Dredging is underway at Ingleside, on the bay at Port Aransas, to allow for supertankers and to build berths across the ship channel. This is because the Port Authority of Corpus Christi plans to build a crude oil loading terminal and desalinization plant on nearby Harbor Island.
But local protests have now got underway in opposition to this plan. The channel is already used by about 4,900 barges and 1,900 large ships a year, but is now being made suitable for VLCCs. Plans for the island include berths for four VLCCs and dredging a deep channel 10 miles into the Gulf of Mexico.
Sean Strawbridge, CEO of the Port Authority of Corpus Christi, said: “Harbor Island has a long and rich history of industrial development. It was once the largest crude marine terminal in the world.”

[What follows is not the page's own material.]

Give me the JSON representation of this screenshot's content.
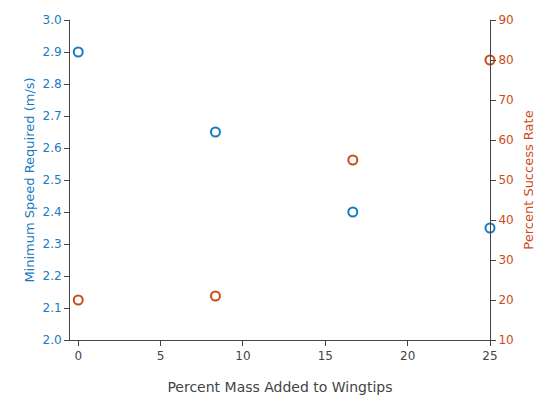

Its stated objective is now to become ‘the energy port of the Americas’. The port, which has experienced tremendous growth since the US lifted the ban on exporting oil in 2015, is now flush with ambition, projects and cash.
About 2.2 million barrels of oil, most of it piped in from the Permian Basin and Eagle Ford shale plays, moves through the port every day. The volume could more than double when plans go ahead: “In our view, 5 million barrels a day is the target for Corpus Christi,” said Strawbridge.
The port has already signed a deal with Lone Star Ports to operate one VLCC loading terminal on Harbor Island. Another company, Axis Midstream of Houston, also intends to build a terminal on the island.